Dans le monde d’après la crise, L’Europe peut être dominante. A condition de…
Comme le naufrage du Titanic, le 15 avril 1912, annonça l’engloutissement de la domination européenne dans la guerre de 14-18, la faillite de Lehman Brothers, en septembre 2008, ou la dégradation de la note des Etats-Unis par Standard & Poor’s signeront peut-être aux yeux de l’Histoire la fin de l’empire américain. Derrière la grotesque loterie bricolée par les agences de notation, dont les triples A, les + et les – nous promènent des cahiers de calligraphie de l’école maternelle aux concours de dégustation d’andouillettes, se joue le nouveau tempo de l’humanité. Le centre de gravité du monde se déplace, tout est possible.

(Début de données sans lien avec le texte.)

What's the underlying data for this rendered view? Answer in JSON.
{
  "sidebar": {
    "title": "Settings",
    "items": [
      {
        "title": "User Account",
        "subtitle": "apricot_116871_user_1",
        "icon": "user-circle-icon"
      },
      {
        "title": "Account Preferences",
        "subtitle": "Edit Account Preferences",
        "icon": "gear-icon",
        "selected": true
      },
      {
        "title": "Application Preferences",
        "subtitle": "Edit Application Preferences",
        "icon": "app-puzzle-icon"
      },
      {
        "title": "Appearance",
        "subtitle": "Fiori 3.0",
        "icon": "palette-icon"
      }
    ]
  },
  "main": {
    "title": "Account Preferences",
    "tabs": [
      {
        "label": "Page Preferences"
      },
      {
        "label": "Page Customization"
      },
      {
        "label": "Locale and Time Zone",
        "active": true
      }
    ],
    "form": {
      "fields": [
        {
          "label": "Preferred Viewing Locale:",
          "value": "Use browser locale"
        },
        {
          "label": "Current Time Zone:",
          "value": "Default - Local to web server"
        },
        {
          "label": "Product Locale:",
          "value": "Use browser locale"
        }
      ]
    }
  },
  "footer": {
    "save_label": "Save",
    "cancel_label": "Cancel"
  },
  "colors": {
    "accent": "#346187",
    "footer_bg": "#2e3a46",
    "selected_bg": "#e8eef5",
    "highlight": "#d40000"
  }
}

Dans la brume matinale du XXIe siècle, un scénario éblouit déjà les prophètes à six sous et les géopoliticiens de l’évidence: le triomphe total de la Chine, posant un couvercle de bronze sur la marmite de la planète, avec des cheminées d’or entre Shanghai et Pékin. Après avoir envahi l’Occident avec l’infanterie de ses produits manufacturés, la Chine, profitant de la défaillance de son débiteur américain, va déployer sa cavalerie financière, jouer de sa monnaie comme d’une arme et sculpter dans sa planche à billets le sceptre de sa domination mondiale.
Chaque continent sera affecté à une tâche précise. L’Afrique ? Un gisement de matières premières. L’Europe ? Un musée à ciel ouvert. Les Amériques ? Des réservoirs de consommateurs. Le reste de l’Asie ? Un entrelacs de sous-traitants.
Première puissance mondiale, l’Europe unie pourra favoriser l’épanouissement des valeurs démocratiques et la gestation d’un Parlement mondial
Il est une autre voie pour l’avenir, dont chacun se gausse, par fatalisme et nihilisme mêlés: l’ascendant de l’Europe. Population, matière grise, richesses, infrastructures, stabilité démocratique, monnaie forte, protection sociale… Les muscles de l’Union, et notamment de la zone euro, sont puissants, accrochés à un squelette d’expérience et de sagesse calcifié par des siècles de grandeurs et d’erreurs. L’Europe n’a plus besoin ni d’envahir ni d’exploiter quiconque, et saura exercer un magistère d’influence et d’exemplarité. Première puissance mondiale, l’Europe unie pourra favoriser l’épanouissement des valeurs démocratiques et la gestation d’un Parlement mondial, instance d’arbitrage universelle et garant de la paix planétaire. Alors, on pourra parler de fin de l’Histoire, c’est-à-dire de fin du tragique.
Pour que l’Europe accomplisse ce destin, il suffit d’une volonté politique. Pas seulement celle des dirigeants, aujourd’hui petit bras et courte vue face à la crise, mais aussi celle des peuples. Il faut que tous les Européens, à commencer par les jeunes, s’arrachent aux douceurs lénifiantes du crépuscule, cessent de commenter leur déclin d’une plainte complaisante et chassent élus et intellectuels qui indiquent la route du cimetière. Dans cette compétition qui s’ouvre entre elle et la Chine, entre le doux leadership et l’hégémonie par la quantité, l’Europe a une chance sur mille de l’emporter ; c’est pourquoi il faut la tenter sans tarder.